The prince’s deeply carved features relaxed into a look of amusement. “Perhaps my driver’s license will do?”
“I didn’t know princes had them.”
He sighed, suggesting that he had had this conversation more than once before. “We put our pants on one leg at a time just like everybody else.”
Don’t even go there, she warned herself, as images of the prince getting dressed in the morning sprang to her mind. He was a means to an end, finding out who she was. Once he told her what he knew about her background, their paths might never cross again.
Strange how disappointing the notion felt, although she told herself it was to be expected. He was a member of the Carramer royal family, for goodness’ sake. Once he had fulfilled whatever duty he had toward her, he wouldn’t involve himself with the personal concerns of an ordinary citizen, assuming she was one. She couldn’t suppress a feeling of anticipation at the prospect. For nearly two years after finding out that she was adopted, she had wondered where she fitted in. She had never considered that she might belong somewhere other than in America.
“Why are you taking such an interest in me?” she asked, giving voice to the thought she had suppressed since he singled her out for attention. “I’m not some royal love child, am I?”
“Are you always so persistent?” he asked, an edge in his voice.
Her throat dried. She had asked out of a perverse wish to provoke him, not because she thought that it could be true. Now she felt the ground shift under her again. What was so terrible about her background that he evaded her questions?
She twisted sideways, fixing him with her most imperious glare. He might be royal but she had been brought up as the daughter of wealthy parents. She wasn’t intimidated by him, and it was time he knew it. “I insist that you tell me what you know about my background.”
He seemed unmoved by her anger. “You’ll have your answers very soon. We have arrived at your accommodation.”

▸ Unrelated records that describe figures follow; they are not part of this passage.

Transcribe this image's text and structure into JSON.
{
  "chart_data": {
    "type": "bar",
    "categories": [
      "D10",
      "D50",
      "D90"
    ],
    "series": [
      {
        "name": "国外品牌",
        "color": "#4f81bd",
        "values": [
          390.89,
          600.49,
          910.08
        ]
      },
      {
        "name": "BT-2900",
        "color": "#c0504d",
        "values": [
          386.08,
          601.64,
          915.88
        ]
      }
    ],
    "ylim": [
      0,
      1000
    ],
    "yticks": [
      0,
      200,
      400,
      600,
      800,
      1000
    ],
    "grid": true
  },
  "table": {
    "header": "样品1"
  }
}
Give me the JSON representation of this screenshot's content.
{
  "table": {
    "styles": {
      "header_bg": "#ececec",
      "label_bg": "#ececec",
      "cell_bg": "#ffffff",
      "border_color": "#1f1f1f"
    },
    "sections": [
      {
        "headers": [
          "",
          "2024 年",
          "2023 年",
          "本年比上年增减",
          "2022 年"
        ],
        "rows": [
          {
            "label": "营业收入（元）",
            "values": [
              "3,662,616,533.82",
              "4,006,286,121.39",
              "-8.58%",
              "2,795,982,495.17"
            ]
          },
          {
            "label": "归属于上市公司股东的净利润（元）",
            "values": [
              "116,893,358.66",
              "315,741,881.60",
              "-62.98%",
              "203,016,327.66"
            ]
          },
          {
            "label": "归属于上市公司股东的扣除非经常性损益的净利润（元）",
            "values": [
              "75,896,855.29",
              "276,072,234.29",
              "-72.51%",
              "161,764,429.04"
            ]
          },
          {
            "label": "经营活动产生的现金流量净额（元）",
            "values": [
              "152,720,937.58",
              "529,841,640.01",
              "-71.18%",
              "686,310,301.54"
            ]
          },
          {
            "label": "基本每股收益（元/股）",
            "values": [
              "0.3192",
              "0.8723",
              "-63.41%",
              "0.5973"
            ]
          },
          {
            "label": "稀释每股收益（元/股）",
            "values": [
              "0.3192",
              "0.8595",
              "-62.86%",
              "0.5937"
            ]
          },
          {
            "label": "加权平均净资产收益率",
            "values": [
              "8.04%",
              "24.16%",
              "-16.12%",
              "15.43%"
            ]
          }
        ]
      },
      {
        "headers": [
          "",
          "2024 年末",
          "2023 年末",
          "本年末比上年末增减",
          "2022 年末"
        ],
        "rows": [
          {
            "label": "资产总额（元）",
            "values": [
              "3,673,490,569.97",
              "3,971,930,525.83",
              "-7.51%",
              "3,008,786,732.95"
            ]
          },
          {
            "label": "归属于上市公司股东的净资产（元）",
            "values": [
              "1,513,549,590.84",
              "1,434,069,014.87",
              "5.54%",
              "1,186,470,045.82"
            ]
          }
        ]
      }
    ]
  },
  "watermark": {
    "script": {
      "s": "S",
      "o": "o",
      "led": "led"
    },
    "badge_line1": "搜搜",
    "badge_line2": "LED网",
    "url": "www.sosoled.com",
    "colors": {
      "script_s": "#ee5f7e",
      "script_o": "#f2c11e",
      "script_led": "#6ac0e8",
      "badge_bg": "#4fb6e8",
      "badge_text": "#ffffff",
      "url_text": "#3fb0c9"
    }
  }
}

The car swung past a sentry box, a uniformed guard saluting as they drove between black wrought iron gates bearing enameled crests. The car continued along an avenue of ancient trees, through which she glimpsed palatial houses, suggesting that they had entered an exclusive enclave.
Before she could ask Prince Josquin, the car came to a halt beneath a sandstone portico. The building behind it was enormous, at least four stories high and spreading out in two wings for the length of a city block. By craning her neck she could make out a blue and jade flag fluttering from a mast atop a crenellated tower. Suspicion gripped her. “This doesn’t look like a hotel. It looks more like…”
“Château de Valmont,” the prince cut in smoothly. “Welcome home.”